Erstellt am: 7. 7. 2012 - 17:37 Uhr
Perfekte Songs
Gestern hat die erste Ausgabe des Harvest Of Art Festivals stattgefunden. Auf dem gemütlichsten Gelände Österreichs: Wiesen. Im Burgenland. Schön deswegen, weil es die perfekte Größe, perfekte Sicht, perfekte Überdeckung bietet. Und weil es nicht wachsen kann. Bis auf das Gras und die Bäume in den allerletzten Waldreihen, in denen manche Besucherinnen in ihren Hängematten schaukeln. Während man sich beim Gelände keinerlei Veränderung wünscht, hat sich in den letzten Jahren der Veranstaltungsort in seiner Programmausrichtung nur vereinzelt ausgezeichnet. Bei manchen Festivalveranstaltungen ist und war man ständig mit einem Déjà-Vu Kollaps konfrontiert. Nicht selten hatte man das Gefühl, manche Bands haben sich nur wegen einem Festivaltag in Wiesen noch nicht aufgelöst.
Mit der ersten Ausgabe vom Harvest Of Art hat man es geschafft, ein Folk-/Indie-/Singer-Songwriter-Lineup zu präsentieren, das dieser Genre-Melange in den letzten Jahren auch eine Frischzellenkur verpasst hat. Ja, ich denk dabei an Mumford & Sons zum Beispiel. Die eindeutigen Headliner des gestrigen Abends. Und in Wiesen auch auf dem ersten Stockerl: das Publikum natürlich, das am Nachmittag unter dem wolkenlosesten und blauesten aller Himmel von Blitzen und Donnern und niederschmetterndem Regen überrascht wurde. An Aufgeben aber war nicht zu denken, solange man sich in der Musik verlieren kann, wie mir eine Festivalbesucherin versichert hat.
Mehr zum Harvest Of Art Festival gibt es am Sonntag 8.7. im Festivalradio 13-17Uhr zu hören. Und in der Fm4 Homebase am 9.7. 19-22Uhr.
Kategorie perfekte Songs in der Reihenfolge der von mir beobachteten Auftretenden:
Ginga "Final Call"
Warpaint "Elephants"
Thees Uhlmann "Und Jay Z singt ein Lied"
Glen Hansard "Leave"
Mumford & Sons "Little Lion Man"
Glen Hansard sagt, für eine gute Liveshow muss man einen Schritt nach hinten machen. Er muss es wissen. Das vor Publikum Spielen hat er als Teenager auf Dublins Straßen gelernt. Seit dem Erscheinen des Debütalbums seiner Band The Frames sind 17 Jahre vergangen und mit The Swell Season konnte er Erfolge verbuchen, an die er damals als Teenager (im Studio statt im Studium geschweige denn in der Schule) gar nicht gedacht hätte. Ein Oscar. Ein Musical zum Beispiel.

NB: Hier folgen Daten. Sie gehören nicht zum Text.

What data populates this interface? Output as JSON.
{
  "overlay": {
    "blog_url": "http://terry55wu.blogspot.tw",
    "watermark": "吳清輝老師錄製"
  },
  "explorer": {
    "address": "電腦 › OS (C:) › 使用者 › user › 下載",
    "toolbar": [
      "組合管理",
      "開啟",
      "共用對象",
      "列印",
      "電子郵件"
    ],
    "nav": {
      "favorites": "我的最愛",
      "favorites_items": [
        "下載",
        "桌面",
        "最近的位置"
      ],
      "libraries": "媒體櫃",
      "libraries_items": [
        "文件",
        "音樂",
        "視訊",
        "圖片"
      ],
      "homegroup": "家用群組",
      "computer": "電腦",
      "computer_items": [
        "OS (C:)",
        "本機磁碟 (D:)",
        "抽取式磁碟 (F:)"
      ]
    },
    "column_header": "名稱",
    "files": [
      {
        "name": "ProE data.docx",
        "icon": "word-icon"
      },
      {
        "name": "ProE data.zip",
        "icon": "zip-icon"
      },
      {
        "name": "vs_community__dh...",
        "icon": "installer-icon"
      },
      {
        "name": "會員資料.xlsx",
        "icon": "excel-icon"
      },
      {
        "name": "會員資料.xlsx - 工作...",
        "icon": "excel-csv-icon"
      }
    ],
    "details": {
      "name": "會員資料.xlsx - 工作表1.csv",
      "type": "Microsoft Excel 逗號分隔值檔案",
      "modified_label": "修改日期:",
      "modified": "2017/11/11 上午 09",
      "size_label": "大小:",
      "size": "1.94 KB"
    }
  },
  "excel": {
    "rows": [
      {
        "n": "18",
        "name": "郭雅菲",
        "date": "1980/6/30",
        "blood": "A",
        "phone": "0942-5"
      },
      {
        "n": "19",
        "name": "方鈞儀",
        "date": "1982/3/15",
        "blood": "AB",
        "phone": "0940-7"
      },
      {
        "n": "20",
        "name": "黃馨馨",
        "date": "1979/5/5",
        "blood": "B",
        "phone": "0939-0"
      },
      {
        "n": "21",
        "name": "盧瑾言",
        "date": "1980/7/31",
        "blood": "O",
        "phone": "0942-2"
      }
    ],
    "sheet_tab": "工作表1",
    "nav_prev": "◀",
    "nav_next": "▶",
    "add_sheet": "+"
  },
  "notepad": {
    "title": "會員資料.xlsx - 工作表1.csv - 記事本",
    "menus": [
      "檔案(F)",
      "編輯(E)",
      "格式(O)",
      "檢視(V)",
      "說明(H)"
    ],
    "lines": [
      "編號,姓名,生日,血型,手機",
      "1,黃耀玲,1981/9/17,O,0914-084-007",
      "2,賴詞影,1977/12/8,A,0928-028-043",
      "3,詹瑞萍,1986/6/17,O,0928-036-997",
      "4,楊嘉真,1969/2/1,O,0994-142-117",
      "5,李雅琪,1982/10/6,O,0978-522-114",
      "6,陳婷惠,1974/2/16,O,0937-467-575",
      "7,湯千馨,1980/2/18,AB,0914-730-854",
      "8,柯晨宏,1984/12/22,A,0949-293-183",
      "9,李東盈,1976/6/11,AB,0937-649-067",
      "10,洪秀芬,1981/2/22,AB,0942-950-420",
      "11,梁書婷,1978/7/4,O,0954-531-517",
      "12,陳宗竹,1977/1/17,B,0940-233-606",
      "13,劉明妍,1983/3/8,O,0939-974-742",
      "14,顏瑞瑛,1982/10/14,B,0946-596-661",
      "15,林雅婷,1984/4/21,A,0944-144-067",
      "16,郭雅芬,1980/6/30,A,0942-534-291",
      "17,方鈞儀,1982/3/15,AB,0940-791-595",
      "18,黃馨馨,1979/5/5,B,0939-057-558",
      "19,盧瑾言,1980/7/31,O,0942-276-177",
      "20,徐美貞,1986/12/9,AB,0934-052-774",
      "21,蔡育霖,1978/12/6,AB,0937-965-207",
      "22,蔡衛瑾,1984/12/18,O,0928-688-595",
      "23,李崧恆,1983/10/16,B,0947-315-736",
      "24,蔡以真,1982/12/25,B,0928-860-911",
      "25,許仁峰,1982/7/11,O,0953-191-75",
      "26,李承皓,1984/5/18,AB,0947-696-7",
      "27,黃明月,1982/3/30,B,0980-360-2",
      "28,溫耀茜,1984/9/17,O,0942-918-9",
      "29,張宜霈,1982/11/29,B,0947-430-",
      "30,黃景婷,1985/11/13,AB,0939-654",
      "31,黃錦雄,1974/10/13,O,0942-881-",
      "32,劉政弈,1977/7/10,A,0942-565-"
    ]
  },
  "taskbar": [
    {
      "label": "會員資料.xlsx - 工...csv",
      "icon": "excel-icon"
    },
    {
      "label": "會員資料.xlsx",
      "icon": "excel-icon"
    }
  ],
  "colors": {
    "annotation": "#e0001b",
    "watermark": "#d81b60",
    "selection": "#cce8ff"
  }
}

Glen Hansard sagt also: "What an audience are there to experience often times is either the connection with the music or the connection with each other. Your only job really is to not get in the way with that. It´s not necessarily to try to steer it. It´s more just to take yourself out of the way. Because when we put ourselves into it: we can get all kind of heady and try to somehow make it all about us and i think this is one of the great failures of the modern rock star. It´s not about you, step out of the way, let it come."
Mit diesem Motto im Ohr konnte man sich gestern auf die Suche nach dem perfekten Song machen. Da waren die von emotionalen Dringlichkeiten gebeutelten Songs von Ginga oder die melancholischen Powerballaden von Warpaint. Der der Erdigkeit verschriebene Thees Uhlmann. Diese waghalsig einvernehmenden Folksongs von Glen Hansards. Die vor Lebensfreude sprühenden Gesänge der Kooks. Aber diese "connection", von der Hansard gesprochen hat, die haben wohl Mumford & Sons am stärksten verkörpert. Sie waren die Hauptempfänger der abendlichen Sehnsuchtsprojektionen. Weil sie all die oben beschriebenen Songfacetten in einem Liveset vereint haben. Vielleicht werd' ich jetzt sogar Fan. Oder mach mich nochmal auf nach Wiesen zum Lou Reed. Der hat auch mal über die Ernte gesungen.